Last July, the government offered £29bn of investment grants and revenue support over 10 years, starting this month, provided investors matched it with £34bn of private cash (RG 9.00 p541). Sir Alastair’s task was to make it happen, but even then a major obstacle was emerging: Railtrack lacked both the financial strength to raise this money in the capital markets, and the managerial competence to spend it effectively.

The £5·8bn West Coast Main Line upgrade (RG 11.00 p717) staggers from crisis to crisis. Major engineering jobs at Leeds and Wembley over Christmas both over-ran by more than two weeks, and on March 20 Rail Regulator Tom Winsor announced further enforcement action over delays in restoring the condition of the network after the post-Hatfield crisis. Railtrack faces exceptional losses totalling £580m because of Hatfield, and has consequently revised upwards its estimate of the core cost of maintaining and renewing the network. To fund this, Winsor is plundering the SRA’s war chest that was supposed to lever in private capital for enhancing the capacity and quality of the railways.

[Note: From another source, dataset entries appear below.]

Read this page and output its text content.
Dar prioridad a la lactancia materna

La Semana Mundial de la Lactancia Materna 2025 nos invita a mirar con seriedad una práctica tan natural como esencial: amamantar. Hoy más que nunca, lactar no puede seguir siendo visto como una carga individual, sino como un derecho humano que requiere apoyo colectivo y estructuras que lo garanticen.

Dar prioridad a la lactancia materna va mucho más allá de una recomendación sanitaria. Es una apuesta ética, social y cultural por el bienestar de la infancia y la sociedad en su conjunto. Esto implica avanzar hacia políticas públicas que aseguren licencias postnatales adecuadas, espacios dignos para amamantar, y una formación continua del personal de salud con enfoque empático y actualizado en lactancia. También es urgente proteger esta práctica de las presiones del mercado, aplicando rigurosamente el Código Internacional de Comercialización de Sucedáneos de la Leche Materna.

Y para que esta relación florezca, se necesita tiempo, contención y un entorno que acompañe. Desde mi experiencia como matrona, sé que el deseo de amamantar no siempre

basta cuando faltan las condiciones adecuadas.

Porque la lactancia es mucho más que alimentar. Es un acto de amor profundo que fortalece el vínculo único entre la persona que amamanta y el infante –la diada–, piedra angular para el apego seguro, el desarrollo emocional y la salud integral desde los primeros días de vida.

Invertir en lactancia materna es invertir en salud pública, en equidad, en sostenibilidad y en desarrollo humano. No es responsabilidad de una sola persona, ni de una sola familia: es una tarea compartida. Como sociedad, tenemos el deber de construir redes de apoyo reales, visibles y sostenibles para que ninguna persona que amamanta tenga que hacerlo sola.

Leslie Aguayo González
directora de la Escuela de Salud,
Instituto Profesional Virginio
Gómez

Sir Alastair’s remedy is for Railtrack to split into two businesses. Its primary functions would be to control the operation of the existing railway, and to manage the new IMC2000 contracts now being let for maintenance and routine renewal of infrastructure assets. The other business would interface with private investors and the SRA through Project Development Groups in the setting up of design-build-finance-transfer PPPs. Using professional project management, these ventures would undertake major renewal and enhancement projects. Railtrack would buy out the investors when construction and disruption risks were past, injecting the capital to fund other DBFTs in a rolling programme.

Will it work? At least Railtrack seems willing to give it a try; the concept was anathema last summer. The Channel Tunnel Rail Link is on time and budget, nominally and partially controlled by Railtrack though actually managed by Bechtel, but that is a new railway with unprecedented government guarantees. Upgrading a congested main line is a totally different proposition. The holders of the SRA’s 20-year franchises will be major players this time instead of helpless bystanders, and that may help.

One thing is sure. This latest phase of the Great British Experiment will attract close interest from the rest of Europe, and beyond.